To span two years, the AIR2CO2 research project is being led by a team from GE Research as well as chemists and engineers from the two partner universities. The U.S. Department of Energy has put up $1.5 million for the project, while GE and its partners are providing $500,000 for a total of $2 million. The aim of the project is to develop a technology capable of capturing CO2 emissions directly from the air using a combination of heat exchanger technology and sorbent materials.
Interestingly, the team is also working on a research project that will use a similar technology to extract water from the air to provide potable water for soldiers and troops in the field.
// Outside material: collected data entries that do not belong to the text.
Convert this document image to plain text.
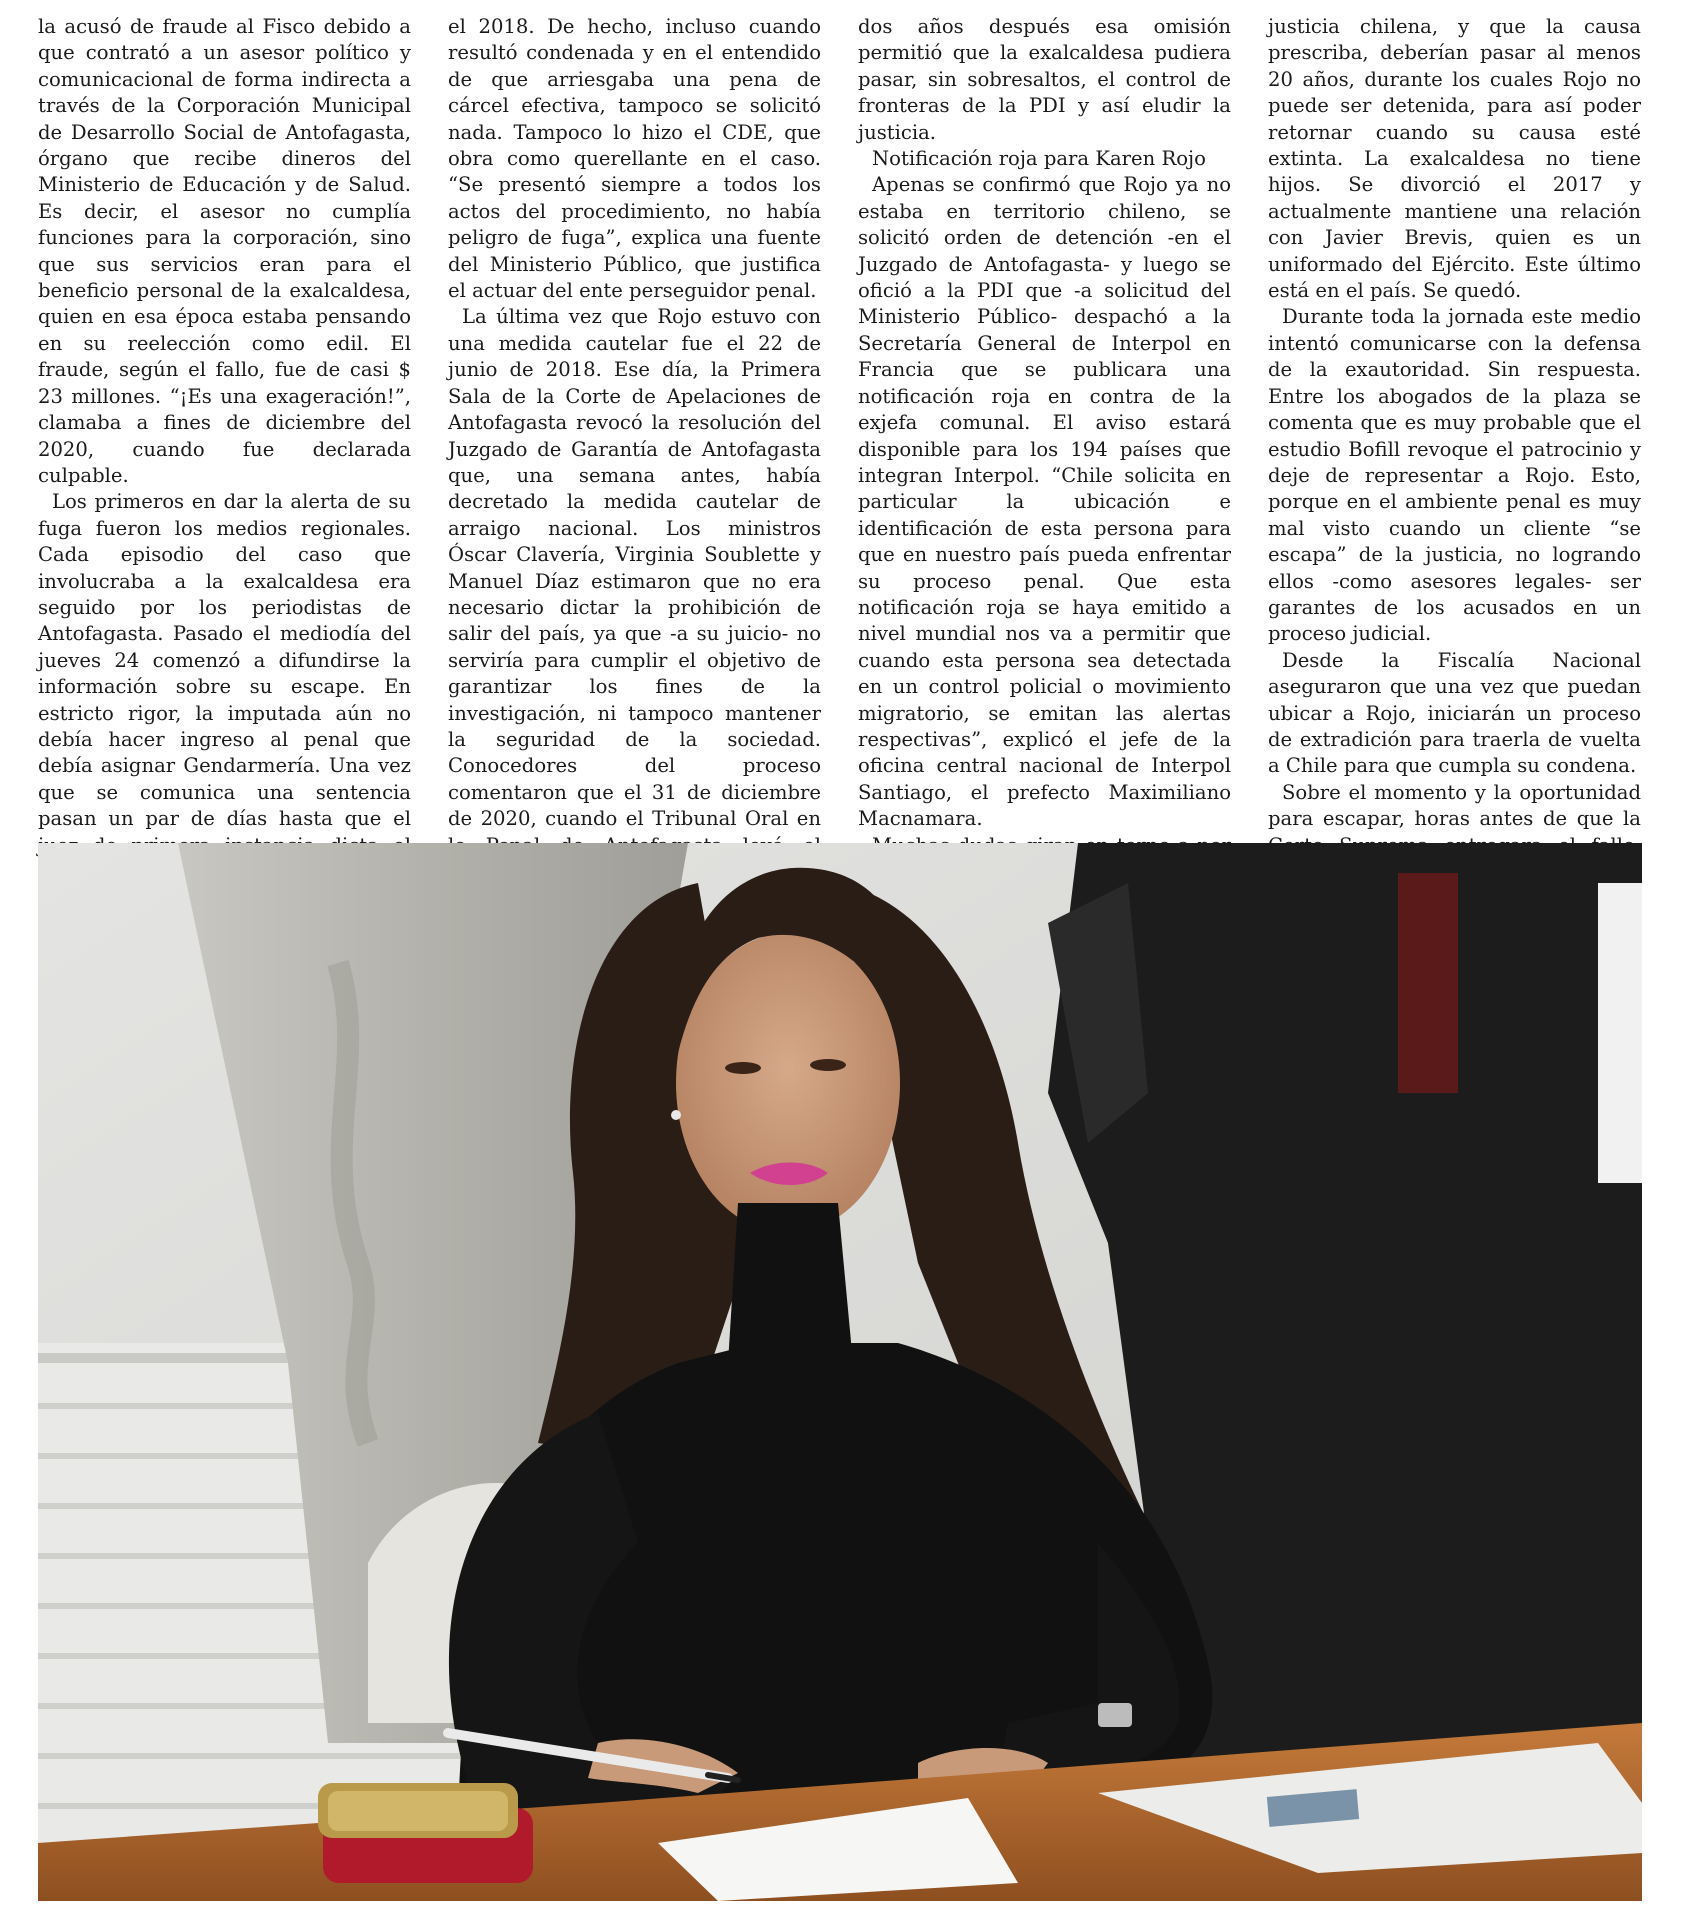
la acusó de fraude al Fisco debido a que contrató a un asesor político y comunicacional de forma indirecta a través de la Corporación Municipal de Desarrollo Social de Antofagasta, órgano que recibe dineros del Ministerio de Educación y de Salud. Es decir, el asesor no cumplía funciones para la corporación, sino que sus servicios eran para el beneficio personal de la exalcaldesa, quien en esa época estaba pensando en su reelección como edil. El fraude, según el fallo, fue de casi $ 23 millones. “¡Es una exageración!”, clamaba a fines de diciembre del 2020, cuando fue declarada culpable.

Los primeros en dar la alerta de su fuga fueron los medios regionales. Cada episodio del caso que involucraba a la exalcaldesa era seguido por los periodistas de Antofagasta. Pasado el mediodía del jueves 24 comenzó a difundirse la información sobre su escape. En estricto rigor, la imputada aún no debía hacer ingreso al penal que debía asignar Gendarmería. Una vez que se comunica una sentencia pasan un par de días hasta que el

el 2018. De hecho, incluso cuando resultó condenada y en el entendido de que arriesgaba una pena de cárcel efectiva, tampoco se solicitó nada. Tampoco lo hizo el CDE, que obra como querellante en el caso. “Se presentó siempre a todos los actos del procedimiento, no había peligro de fuga”, explica una fuente del Ministerio Público, que justifica el actuar del ente perseguidor penal.

La última vez que Rojo estuvo con una medida cautelar fue el 22 de junio de 2018. Ese día, la Primera Sala de la Corte de Apelaciones de Antofagasta revocó la resolución del Juzgado de Garantía de Antofagasta que, una semana antes, había decretado la medida cautelar de arraigo nacional. Los ministros Óscar Clavería, Virginia Soublette y Manuel Díaz estimaron que no era necesario dictar la prohibición de salir del país, ya que -a su juicio- no serviría para cumplir el objetivo de garantizar los fines de la investigación, ni tampoco mantener la seguridad de la sociedad. Conocedores del proceso comentaron que el 31 de diciembre de 2020, cuando el Tribunal Oral en

dos años después esa omisión permitió que la exalcaldesa pudiera pasar, sin sobresaltos, el control de fronteras de la PDI y así eludir la justicia.

Notificación roja para Karen Rojo

Apenas se confirmó que Rojo ya no estaba en territorio chileno, se solicitó orden de detención -en el Juzgado de Antofagasta- y luego se ofició a la PDI que -a solicitud del Ministerio Público- despachó a la Secretaría General de Interpol en Francia que se publicara una notificación roja en contra de la exjefa comunal. El aviso estará disponible para los 194 países que integran Interpol. “Chile solicita en particular la ubicación e identificación de esta persona para que en nuestro país pueda enfrentar su proceso penal. Que esta notificación roja se haya emitido a nivel mundial nos va a permitir que cuando esta persona sea detectada en un control policial o movimiento migratorio, se emitan las alertas respectivas”, explicó el jefe de la oficina central nacional de Interpol Santiago, el prefecto Maximiliano Macnamara.

justicia chilena, y que la causa prescriba, deberían pasar al menos 20 años, durante los cuales Rojo no puede ser detenida, para así poder retornar cuando su causa esté extinta. La exalcaldesa no tiene hijos. Se divorció el 2017 y actualmente mantiene una relación con Javier Brevis, quien es un uniformado del Ejército. Este último está en el país. Se quedó.

Durante toda la jornada este medio intentó comunicarse con la defensa de la exautoridad. Sin respuesta. Entre los abogados de la plaza se comenta que es muy probable que el estudio Bofill revoque el patrocinio y deje de representar a Rojo. Esto, porque en el ambiente penal es muy mal visto cuando un cliente “se escapa” de la justicia, no logrando ellos -como asesores legales- ser garantes de los acusados en un proceso judicial.

Desde la Fiscalía Nacional aseguraron que una vez que puedan ubicar a Rojo, iniciarán un proceso de extradición para traerla de vuelta a Chile para que cumpla su condena.

Sobre el momento y la oportunidad para escapar, horas antes de que la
This project, called AIR2WATER, is being undertaken in collaboration with the Defense Advanced Research Projects Agency (DARPA) and also relies on a combination of heat exchange and advanced materials.
“We’re combining GE’s extensive knowledge in materials, thermal management and 3D printing technologies with UC Berkeley’s world-class expertise in sorbent materials development and the University of South Alabama’s and sorption modeling and testing to design a novel system for removing carbon dioxide from the air,” explained David Moore, the Principal Investigator and Technology Manager for Material Physics and Chemistry at GE Research. “Through this project, we’re aiming to demonstrate the feasibility of a system that could become a future large-scale, economical solution for widespread decarbonization of the energy sector.”
Specifically, GE Research will leverage its extensive knowledge of power turbine and jet engine systems—which require sophisticated heat exchange systems—to develop the CO2-capturing technology. Notably, the company will also use metal additive manufacturing in the design and development of a novel heat exchange structure. UC Berkeley’s research team, for its part, will bring to the table its unique knowledge of sorbent materials, which are capable of extracting elements from the air around us. This team is led by Omar Yaghi, a renowned Professor of Chemistry.
“Since the first crystallization and proof of porosity of metal-organic frameworks in 1995 and 1998, respectively, we have been continually developing their chemistry and design on the atomic/molecular scale,” Yaghi elaborated. “Teaming with GE on applying these materials in carbon dioxide capture is therefore a timely and most fortunate collaboration to address one of the most pressing problems facing our planet.”
Led by Professor Grant Glover, the team from the University of South Alabama will play a critical role in choosing the materials for the heat exchange system, with a particular focus on MOFs. As he explains: “Metal Organic Frameworks (MOFs) provide an exciting opportunity to design materials to separate gases. With the opportunity to pair these insights with the GE team that has expertise in manufacturing and product development, the possibilities of what we can bring to CO2 capture are quite exciting.”
The AIR2CO2 research project, which is part of GE’s broader mission to achieve a zero carbon energy future, was one of four recently announced projects to receive funding from the DOE for air capture technology.